The contrasting outcomes of two recent decisions in the Federal Court of Australia and the Supreme Court of Victoria demonstrate the importance of ensuring that restraint of trade clauses within employment contracts are carefully drafted.

HRX Holdings Pty Ltd v Pearson

In the first decision, of HRX Holdings Pty Ltd v Pearson (2012) FCA 161 (HRX's Case), the Federal Court upheld a two year restraint against a former employee.

The employer, HRX Holdings Pty Ltd (HRX), a human resources outsourcing company, sought to enforce a restraint against its former director, Mr Brent Pearson, restraining him from operating, or becoming concerned or interested in, a human resource outsourcing or consulting business for a period of two years from the date Mr Pearson ceased to be employed by HRX Holdings Pty Ltd (HRX).

Prior to executing the restraint Mr Pearson had obtained legal advice that a two year restraint of trade would be unenforceable at law. After more than seven years' service with HRX, Mr Pearson resigned in order to join a direct competitor.

Findings

The Court noted that Mr Pearson had played a pivotal role in developing the business, creating pricing structures and business models. He generated or had access to almost all of HRX's confidential information and intellectual property and shared a close working relationship with the company's client base.

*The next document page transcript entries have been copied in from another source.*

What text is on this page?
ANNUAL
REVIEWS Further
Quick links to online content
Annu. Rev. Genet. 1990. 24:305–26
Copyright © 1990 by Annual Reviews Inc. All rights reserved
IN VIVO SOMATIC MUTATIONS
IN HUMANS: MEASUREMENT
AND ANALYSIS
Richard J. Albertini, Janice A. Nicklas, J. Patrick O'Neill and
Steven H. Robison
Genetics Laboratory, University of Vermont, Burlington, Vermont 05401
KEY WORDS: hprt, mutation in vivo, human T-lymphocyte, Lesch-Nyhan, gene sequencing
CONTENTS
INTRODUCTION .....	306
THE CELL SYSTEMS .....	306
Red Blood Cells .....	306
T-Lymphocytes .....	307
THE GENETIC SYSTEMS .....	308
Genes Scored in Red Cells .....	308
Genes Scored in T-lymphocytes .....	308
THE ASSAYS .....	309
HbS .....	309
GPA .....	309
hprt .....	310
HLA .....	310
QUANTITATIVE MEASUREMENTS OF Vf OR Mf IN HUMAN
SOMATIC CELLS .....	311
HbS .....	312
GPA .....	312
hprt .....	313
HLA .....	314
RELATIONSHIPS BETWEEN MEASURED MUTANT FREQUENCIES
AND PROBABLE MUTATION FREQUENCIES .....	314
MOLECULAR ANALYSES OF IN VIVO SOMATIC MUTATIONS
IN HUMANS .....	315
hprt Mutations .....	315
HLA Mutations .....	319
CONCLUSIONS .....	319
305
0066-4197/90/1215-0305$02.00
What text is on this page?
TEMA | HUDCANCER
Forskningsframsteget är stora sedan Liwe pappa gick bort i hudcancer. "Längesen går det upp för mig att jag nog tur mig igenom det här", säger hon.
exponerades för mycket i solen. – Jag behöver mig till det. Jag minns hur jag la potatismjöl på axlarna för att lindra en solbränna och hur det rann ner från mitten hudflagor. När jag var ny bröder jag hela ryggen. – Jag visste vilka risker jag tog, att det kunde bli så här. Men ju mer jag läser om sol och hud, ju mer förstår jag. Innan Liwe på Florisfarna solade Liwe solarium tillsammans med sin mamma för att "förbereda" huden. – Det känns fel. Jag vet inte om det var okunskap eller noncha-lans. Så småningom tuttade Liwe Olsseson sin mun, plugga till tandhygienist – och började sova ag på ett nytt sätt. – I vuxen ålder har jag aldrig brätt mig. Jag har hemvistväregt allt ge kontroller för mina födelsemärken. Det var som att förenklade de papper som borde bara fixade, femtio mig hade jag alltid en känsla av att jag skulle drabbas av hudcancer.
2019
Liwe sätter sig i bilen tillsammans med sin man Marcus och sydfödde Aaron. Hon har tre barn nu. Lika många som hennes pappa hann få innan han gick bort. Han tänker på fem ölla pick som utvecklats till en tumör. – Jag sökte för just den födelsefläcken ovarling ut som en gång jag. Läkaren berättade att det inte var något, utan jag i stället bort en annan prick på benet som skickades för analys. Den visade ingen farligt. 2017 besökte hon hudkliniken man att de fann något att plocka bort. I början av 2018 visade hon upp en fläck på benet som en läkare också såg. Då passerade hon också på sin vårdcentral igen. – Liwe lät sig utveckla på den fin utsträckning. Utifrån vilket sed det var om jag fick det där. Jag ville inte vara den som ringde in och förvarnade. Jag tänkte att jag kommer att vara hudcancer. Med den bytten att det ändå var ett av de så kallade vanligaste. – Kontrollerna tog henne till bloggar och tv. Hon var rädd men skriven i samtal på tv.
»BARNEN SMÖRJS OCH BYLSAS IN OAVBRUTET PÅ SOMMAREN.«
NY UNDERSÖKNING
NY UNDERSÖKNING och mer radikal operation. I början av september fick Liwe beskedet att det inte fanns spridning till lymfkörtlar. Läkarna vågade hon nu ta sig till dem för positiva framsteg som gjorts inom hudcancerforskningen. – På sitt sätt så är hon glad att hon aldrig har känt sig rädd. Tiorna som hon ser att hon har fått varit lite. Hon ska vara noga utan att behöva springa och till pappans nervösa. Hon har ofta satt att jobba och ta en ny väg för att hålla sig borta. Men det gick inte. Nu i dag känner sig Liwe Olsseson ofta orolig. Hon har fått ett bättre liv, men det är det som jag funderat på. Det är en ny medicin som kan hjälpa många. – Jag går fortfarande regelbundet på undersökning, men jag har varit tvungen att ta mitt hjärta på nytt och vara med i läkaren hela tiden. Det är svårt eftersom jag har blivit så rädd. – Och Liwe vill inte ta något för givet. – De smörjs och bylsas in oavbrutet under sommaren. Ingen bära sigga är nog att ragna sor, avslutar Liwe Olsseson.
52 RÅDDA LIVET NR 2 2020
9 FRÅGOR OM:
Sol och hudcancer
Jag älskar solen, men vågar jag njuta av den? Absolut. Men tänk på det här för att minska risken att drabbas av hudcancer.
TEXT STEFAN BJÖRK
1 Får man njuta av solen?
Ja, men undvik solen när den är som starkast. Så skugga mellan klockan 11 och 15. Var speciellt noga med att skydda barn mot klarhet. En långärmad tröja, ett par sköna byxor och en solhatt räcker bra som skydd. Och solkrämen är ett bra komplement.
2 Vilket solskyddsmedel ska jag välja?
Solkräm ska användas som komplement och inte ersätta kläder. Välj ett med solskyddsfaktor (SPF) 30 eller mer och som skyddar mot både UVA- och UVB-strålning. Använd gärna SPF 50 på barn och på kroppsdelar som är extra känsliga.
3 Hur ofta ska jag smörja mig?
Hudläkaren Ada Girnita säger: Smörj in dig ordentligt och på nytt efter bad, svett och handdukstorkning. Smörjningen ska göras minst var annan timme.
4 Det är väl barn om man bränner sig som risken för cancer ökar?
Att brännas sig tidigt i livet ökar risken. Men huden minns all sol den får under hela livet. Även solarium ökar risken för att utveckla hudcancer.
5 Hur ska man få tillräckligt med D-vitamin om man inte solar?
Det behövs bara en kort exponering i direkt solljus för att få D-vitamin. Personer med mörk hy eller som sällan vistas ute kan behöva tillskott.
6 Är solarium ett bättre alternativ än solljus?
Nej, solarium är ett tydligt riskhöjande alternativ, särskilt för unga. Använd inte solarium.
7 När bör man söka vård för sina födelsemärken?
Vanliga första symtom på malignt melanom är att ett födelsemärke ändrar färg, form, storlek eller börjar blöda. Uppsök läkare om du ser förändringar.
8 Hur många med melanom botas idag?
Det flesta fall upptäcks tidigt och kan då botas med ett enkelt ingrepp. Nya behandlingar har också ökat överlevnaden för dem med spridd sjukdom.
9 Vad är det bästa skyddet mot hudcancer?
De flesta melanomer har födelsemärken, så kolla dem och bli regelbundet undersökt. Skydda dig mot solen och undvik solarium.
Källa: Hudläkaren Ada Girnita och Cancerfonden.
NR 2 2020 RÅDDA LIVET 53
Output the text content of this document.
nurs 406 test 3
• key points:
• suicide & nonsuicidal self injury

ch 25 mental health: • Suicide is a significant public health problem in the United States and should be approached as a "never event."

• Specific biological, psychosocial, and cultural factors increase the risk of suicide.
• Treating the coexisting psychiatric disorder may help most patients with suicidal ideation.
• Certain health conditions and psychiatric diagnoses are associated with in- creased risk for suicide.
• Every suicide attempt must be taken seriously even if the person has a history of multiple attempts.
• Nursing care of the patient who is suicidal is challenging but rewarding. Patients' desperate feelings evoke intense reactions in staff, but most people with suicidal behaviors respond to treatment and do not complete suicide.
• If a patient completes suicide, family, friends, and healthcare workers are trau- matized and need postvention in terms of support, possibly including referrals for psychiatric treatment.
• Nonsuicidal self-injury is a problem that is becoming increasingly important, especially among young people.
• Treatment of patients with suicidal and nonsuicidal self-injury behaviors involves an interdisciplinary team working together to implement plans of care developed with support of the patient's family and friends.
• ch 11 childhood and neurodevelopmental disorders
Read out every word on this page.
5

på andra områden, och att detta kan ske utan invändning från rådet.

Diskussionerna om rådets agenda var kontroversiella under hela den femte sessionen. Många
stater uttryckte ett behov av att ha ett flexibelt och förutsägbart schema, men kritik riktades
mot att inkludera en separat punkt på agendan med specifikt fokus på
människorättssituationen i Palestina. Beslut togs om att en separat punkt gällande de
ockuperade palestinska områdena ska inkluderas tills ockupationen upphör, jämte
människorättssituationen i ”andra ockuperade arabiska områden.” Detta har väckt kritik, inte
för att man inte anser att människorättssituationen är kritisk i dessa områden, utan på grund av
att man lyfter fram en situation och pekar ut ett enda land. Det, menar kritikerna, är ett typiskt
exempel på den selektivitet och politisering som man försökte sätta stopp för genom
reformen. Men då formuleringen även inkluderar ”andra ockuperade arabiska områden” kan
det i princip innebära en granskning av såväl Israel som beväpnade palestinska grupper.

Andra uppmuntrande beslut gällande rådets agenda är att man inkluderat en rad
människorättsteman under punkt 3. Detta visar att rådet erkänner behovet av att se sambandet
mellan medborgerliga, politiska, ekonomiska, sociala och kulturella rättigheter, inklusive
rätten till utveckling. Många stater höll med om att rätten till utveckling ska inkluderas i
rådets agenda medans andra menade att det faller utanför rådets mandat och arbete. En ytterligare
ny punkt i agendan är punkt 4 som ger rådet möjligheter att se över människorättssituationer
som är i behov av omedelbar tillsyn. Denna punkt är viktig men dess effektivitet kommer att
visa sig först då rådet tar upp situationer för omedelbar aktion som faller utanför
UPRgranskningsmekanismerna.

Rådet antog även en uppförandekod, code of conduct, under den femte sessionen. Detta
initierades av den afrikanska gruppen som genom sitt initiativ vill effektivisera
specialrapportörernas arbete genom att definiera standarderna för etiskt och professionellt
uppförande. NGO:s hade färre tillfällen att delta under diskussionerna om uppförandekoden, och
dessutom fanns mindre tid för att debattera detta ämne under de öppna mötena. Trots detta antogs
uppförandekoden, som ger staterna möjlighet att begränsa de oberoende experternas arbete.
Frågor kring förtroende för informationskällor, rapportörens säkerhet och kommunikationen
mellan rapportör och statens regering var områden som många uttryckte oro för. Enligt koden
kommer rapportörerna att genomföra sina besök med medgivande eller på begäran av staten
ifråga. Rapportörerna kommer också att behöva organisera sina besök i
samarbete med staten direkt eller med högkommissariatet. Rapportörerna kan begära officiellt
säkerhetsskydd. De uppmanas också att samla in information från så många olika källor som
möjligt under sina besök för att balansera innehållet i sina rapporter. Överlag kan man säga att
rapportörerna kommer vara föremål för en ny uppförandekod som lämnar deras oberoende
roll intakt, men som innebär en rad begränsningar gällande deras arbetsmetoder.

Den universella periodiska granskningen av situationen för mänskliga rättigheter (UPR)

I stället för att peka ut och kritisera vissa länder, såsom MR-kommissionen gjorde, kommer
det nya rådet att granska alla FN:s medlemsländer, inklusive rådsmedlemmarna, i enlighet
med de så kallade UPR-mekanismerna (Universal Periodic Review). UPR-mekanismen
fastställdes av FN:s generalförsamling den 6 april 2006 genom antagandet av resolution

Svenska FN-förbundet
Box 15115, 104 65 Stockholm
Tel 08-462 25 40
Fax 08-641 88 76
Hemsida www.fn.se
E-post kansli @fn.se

The Federal Court found that the restraint was reasonable in the circumstances and enforceable, placing particular emphasis on the following factors:

  • Mr Pearson's intimate knowledge of and involvement with HRX's industry contacts, clients, business models and pricing structures;
  • The protracted nature of the negotiations for the restraint clause itself, during which time Mr Pearson received legal advice regarding the enforceability of the proposed restraint;
  • The fact that Mr Pearson would continue to receive remuneration for all but three months of the two year term via a share issue and sale arrangement built into the restraint; and
  • The two year term accommodated the renewal cycle for the majority of HRX's clients, allowing the company an opportunity to secure its existing client base without competition from Mr Pearson.

Wallis Nominees (Computing) Pty Ltd v Pickett

Facts of Case

In contrast, the Victorian Supreme Court held that a 12 month restraint of trade was not enforceable.

The case of Wallis Nominees (Computing) Pty Ltd v Pickett (2012) VSC 82 (Pickett's Case) involved an attempt by a software consultancy business to enforce a 12 month restraint against a former employee, Mr Matthew Pickett, providing services to any client of Wallis Nominees (Computing) Pty Ltd (Wallis Nominees) to whom Mr Pickett had provided specific services, or had contact with whilst employed by Wallis Nominees.

Mr Pickett was contracted out to various clients during more than four years' service with Wallis Nominees. In January 2011, Mr Pickett was placed with Grocon Pty Ltd (Grocon) to act in a supporting role to Grocon's then IT Manager. When Grocon underwent a restructure in November 2011, Mr Pickett was offered and accepted the revised IT Manager's position with Grocon. Upon his resignation from Wallis Nominees to take up employment with Grocon, Mr Pickett was informed that he would be in breach of his employment contract.

The Victorian Supreme Court held that Mr Pickett's skills and experience did not constitute a legitimate business interest capable of protection under a restraint. Sifris J commented:

"As the cases show, something more than exposure to or interaction with the customer or client by the employee is required. Even a close connection with or persuasive manner with the customer or client may not be sufficient. A strong connection is required. This would include personal or special knowledge (which may include confidential information) of the client and a significant degree of influence."

His Honour also found, notwithstanding that there was no legitimate interest to protect, the restraint in any case provided greater protection than was necessary as it not only prevented the employee from providing services to clients of the employer that he had been in actual contact with, but also in respect of which there had been no contact.

Conclusion

When drafting restraints of trade employers should consider the specific business interests that require protection and should consider using the following strategies:

  1. Offering some form of remuneration to the employee in exchange for the restraint, especially if the restraint is for an extended period;
  2. If client contracts are customarily fixed term (e.g. 12 – 24 months), tailoring the term of any non-competition restraint to this cycle; and
  3. Ensuring that the actions which the restraint prohibits are targeted and relevant to the business interest which the employer seeks to protect.

The content of this article is intended to provide a general guide to the subject matter. Specialist advice should be sought about your specific circumstances.